November is falls prevention month. This month raises awareness about the importance of preventing falls and related injuries and how people with balance and mobility challenges can get the help they need.
University Health Network’s (UHN), KITE Research Institute at Toronto Rehab is home to a state-of-the art laboratory dedicated to understanding balance and mobility challenges – FallsLab. Researchers at KITE’s FallsLab develop therapies through innovative testing technologies to prevent and reduce falls and injuries.
We spoke with Avril Mansfield, senior scientist at Toronto Rehab’s KITE Research Institute to learn more about what happens inside FallsLab.
What is FallsLab?
FallsLab is an innovative lab, equipped with a large moving platform (the largest moving platform of this kind in the world, measuring at 6x3m!), where researchers study how people use balance reactions to try to avoid falling after losing balance. While a research participant stands or walks across the platform, an overhead safety harness tracks the position of the participant to prevent falls to the ground. The researcher will initiate small to medium platform movements at a specific moment to cause a slip or trip. This measures the participant’s reaction to the destabilizing motion. “A bit like when you are on a bus or train that suddenly moves or stops,” says Avril. “We use instruments like force plates, three-dimensional motion capture and electromyography to study how people control their balance reactions.”
Why is FallsLab important?
Avril notes FallsLab may seem like a misnomer to some because they don’t actually want people to fall in the lab! Instead, the lab assesses how people stop themselves from falling after they lose their balance and how different conditions affect control of balance and gait. “This gives us specific information about how balance control is impacted by illness, injury, or aging and clues about how to improve these aspects of balance control with balance training,” says Avril.
How is FallsLab contributing to preventing or mitigating injuries?
Studies at FallsLab explore how balance control is impacted by illness, injury or aging. Testing conducted by researchers is used to design fall prevention interventions such as training or safety equipment, with the goal of improving balance control and preventing falls. Avril says the lab aims to measure balance control before and after an intervention and determine how balance improves as a result of the intervention. “Ideally, we want to know if our intervention prevents falls in daily life, but we need to collect a lot of data from hundreds of research participants to show significant reductions in everyday falls. By simulating near falls in FallsLab, we can more quickly collect data to demonstrate effectiveness of a fall prevention intervention.”

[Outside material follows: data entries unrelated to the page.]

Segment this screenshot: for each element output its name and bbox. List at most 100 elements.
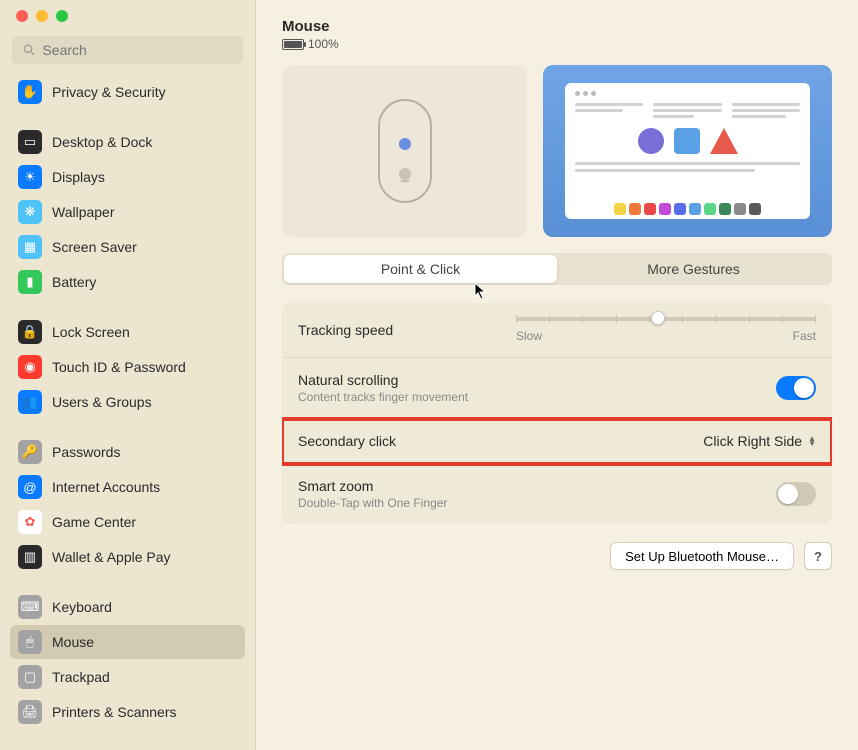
dock-app-icon [644, 203, 656, 215]
gamecenter-icon: ✿ [18, 510, 42, 534]
sidebar-item-label: Mouse [52, 634, 94, 650]
dock-app-icon [674, 203, 686, 215]
sidebar-item-label: Printers & Scanners [52, 704, 177, 720]
search-input[interactable] [42, 42, 233, 58]
shape-square-icon [674, 128, 700, 154]
window-mock [565, 83, 810, 219]
dock-app-icon [659, 203, 671, 215]
sidebar-item-label: Privacy & Security [52, 84, 166, 100]
touchid-icon: ◉ [18, 355, 42, 379]
lock-icon: 🔒 [18, 320, 42, 344]
slider-slow-label: Slow [516, 329, 542, 343]
tab-bar: Point & Click More Gestures [282, 253, 832, 285]
sidebar-item-label: Wallpaper [52, 204, 115, 220]
at-icon: @ [18, 475, 42, 499]
sidebar-item-touch-id-password[interactable]: ◉ Touch ID & Password [10, 350, 245, 384]
tracking-speed-slider[interactable]: Slow Fast [516, 317, 816, 343]
sidebar-item-privacy-security[interactable]: ✋ Privacy & Security [10, 75, 245, 109]
sidebar-item-label: Passwords [52, 444, 120, 460]
sidebar-item-label: Displays [52, 169, 105, 185]
sidebar-item-screen-saver[interactable]: ▦ Screen Saver [10, 230, 245, 264]
search-box[interactable] [12, 36, 243, 64]
chevron-updown-icon: ▲▼ [808, 436, 816, 446]
sidebar-item-desktop-dock[interactable]: ▭ Desktop & Dock [10, 125, 245, 159]
sidebar-item-label: Desktop & Dock [52, 134, 152, 150]
close-window[interactable] [16, 10, 28, 22]
dock-app-icon [689, 203, 701, 215]
sidebar-item-displays[interactable]: ☀ Displays [10, 160, 245, 194]
screensaver-icon: ▦ [18, 235, 42, 259]
smart-zoom-toggle[interactable] [776, 482, 816, 506]
hand-icon: ✋ [18, 80, 42, 104]
tab-more-gestures[interactable]: More Gestures [557, 255, 830, 283]
sidebar-item-keyboard[interactable]: ⌨ Keyboard [10, 590, 245, 624]
dock-app-icon [749, 203, 761, 215]
sidebar: ✋ Privacy & Security ▭ Desktop & Dock ☀ Displ… [0, 0, 256, 750]
minimize-window[interactable] [36, 10, 48, 22]
mouse-preview [282, 65, 527, 237]
sidebar-item-users-groups[interactable]: 👥 Users & Groups [10, 385, 245, 419]
sidebar-item-internet-accounts[interactable]: @ Internet Accounts [10, 470, 245, 504]
preview-row [282, 65, 832, 237]
pane-header: Mouse 100% [282, 18, 832, 51]
displays-icon: ☀ [18, 165, 42, 189]
printer-icon: 🖨 [18, 700, 42, 724]
sidebar-item-label: Touch ID & Password [52, 359, 186, 375]
natural-scrolling-toggle[interactable] [776, 376, 816, 400]
shape-triangle-icon [710, 128, 738, 154]
battery-icon [282, 39, 304, 50]
help-button[interactable]: ? [804, 542, 832, 570]
slider-fast-label: Fast [793, 329, 816, 343]
dock-app-icon [719, 203, 731, 215]
sidebar-item-trackpad[interactable]: ▢ Trackpad [10, 660, 245, 694]
dock-app-icon [734, 203, 746, 215]
tracking-speed-row: Tracking speed Slow Fast [282, 303, 832, 358]
shape-circle-icon [638, 128, 664, 154]
battery-status: 100% [282, 37, 832, 51]
maximize-window[interactable] [56, 10, 68, 22]
mouse-icon: 🖱 [18, 630, 42, 654]
sidebar-item-printers-scanners[interactable]: 🖨 Printers & Scanners [10, 695, 245, 729]
sidebar-item-game-center[interactable]: ✿ Game Center [10, 505, 245, 539]
sidebar-nav: ✋ Privacy & Security ▭ Desktop & Dock ☀ Displ… [0, 74, 255, 750]
sidebar-item-label: Users & Groups [52, 394, 152, 410]
smart-zoom-label: Smart zoom [298, 478, 447, 494]
sidebar-item-lock-screen[interactable]: 🔒 Lock Screen [10, 315, 245, 349]
settings-group: Tracking speed Slow Fast [282, 303, 832, 524]
trackpad-icon: ▢ [18, 665, 42, 689]
secondary-click-select[interactable]: Click Right Side ▲▼ [703, 433, 816, 449]
smart-zoom-row: Smart zoom Double-Tap with One Finger [282, 464, 832, 524]
dock-icon: ▭ [18, 130, 42, 154]
dock-app-icon [614, 203, 626, 215]
sidebar-item-mouse[interactable]: 🖱 Mouse [10, 625, 245, 659]
sidebar-item-label: Game Center [52, 514, 136, 530]
wallet-icon: ▥ [18, 545, 42, 569]
battery-icon: ▮ [18, 270, 42, 294]
search-icon [22, 42, 36, 58]
sidebar-item-battery[interactable]: ▮ Battery [10, 265, 245, 299]
tab-point-click[interactable]: Point & Click [284, 255, 557, 283]
mouse-outline-icon [375, 96, 435, 206]
footer-buttons: Set Up Bluetooth Mouse… ? [282, 542, 832, 570]
battery-percent: 100% [308, 37, 339, 51]
sidebar-item-passwords[interactable]: 🔑Passwords [10, 435, 245, 469]
sidebar-item-label: Internet Accounts [52, 479, 160, 495]
sidebar-item-label: Trackpad [52, 669, 110, 685]
sidebar-item-label: Keyboard [52, 599, 112, 615]
dock-app-icon [704, 203, 716, 215]
sidebar-item-wallet-apple-pay[interactable]: ▥Wallet & Apple Pay [10, 540, 245, 574]
natural-scrolling-label: Natural scrolling [298, 372, 468, 388]
sidebar-item-label: Battery [52, 274, 96, 290]
dock-preview [575, 199, 800, 215]
natural-scrolling-row: Natural scrolling Content tracks finger … [282, 358, 832, 419]
dock-app-icon [629, 203, 641, 215]
sidebar-item-label: Screen Saver [52, 239, 137, 255]
desktop-preview [543, 65, 832, 237]
sidebar-item-label: Lock Screen [52, 324, 130, 340]
keyboard-icon: ⌨ [18, 595, 42, 619]
sidebar-item-wallpaper[interactable]: ❋Wallpaper [10, 195, 245, 229]
setup-bluetooth-mouse-button[interactable]: Set Up Bluetooth Mouse… [610, 542, 794, 570]
smart-zoom-sub: Double-Tap with One Finger [298, 496, 447, 510]
secondary-click-value: Click Right Side [703, 433, 802, 449]
users-icon: 👥 [18, 390, 42, 414]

What is on the horizon for FallsLab?
FallsLab is at the centre of innovation to design and test technologies that prevent or mitigate falls. Avril was very excited to share FallsLab will be receiving a new ‘markerless’ motion capture system. The lab’s current motion capture system requires participants to wear reflective markers in order for the technology to trace movement. The current system can take up to 45 minutes to outfit participants with these markers, which can significantly burden some patient groups. “The new markerless system allows us to collect motion capture data with quick set up time which will make FallsLab available to more patient populations,” says Avril.
UHN’s Toronto Rehab continues to make incredible happen for patients on the journey to rehabilitation today and tomorrow.